Is there an argument to subprocess.Popen
that could preserve color coding of the shell it's running on?
PS:
I am running this Python script on a bash shell on MacOS with Python 3.9.0 installed.
Upvotes: 5
Views: 1410
Reputation: 178
This works and maintains color for me.
cmd = "/bin/ls -l --color"
# Run command. Print output in real-time. Maintain text colors.
proc = subprocess.Popen(shlex.split(cmd), stdout=subprocess.PIPE)
for line in iter(proc.stdout.readline, ""):
line = line.decode("utf-8")
if line == "":
break
print(line.rstrip())
rc = proc.poll()
while rc is None:
time.sleep(0.1)
rc = proc.poll()
Upvotes: 1
Reputation: 189749
Many programs detect whether they are connecterd to a terminal, and switch to different behaviors for interactive use.

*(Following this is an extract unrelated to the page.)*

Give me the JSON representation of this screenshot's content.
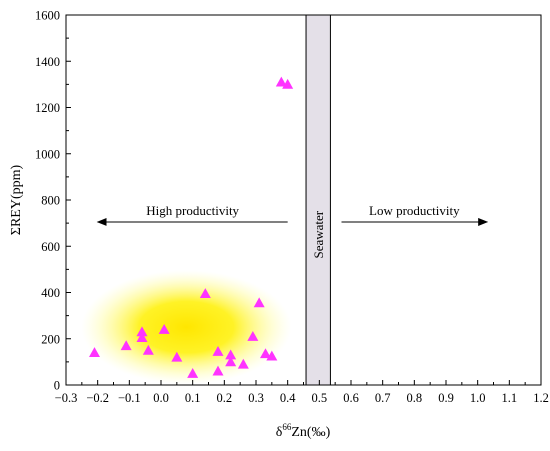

Some provide options to force interactive features (try ls --color=always
but what exactly works depends on your platform; this is not standardized behavior. The macOS ls
man page says to set CLICOLOR=yes
in the environment) and others can be fooled into believing they are running interactively by using the pty
library, or pexpect
which is a higher-level package and somewhat easier to work with.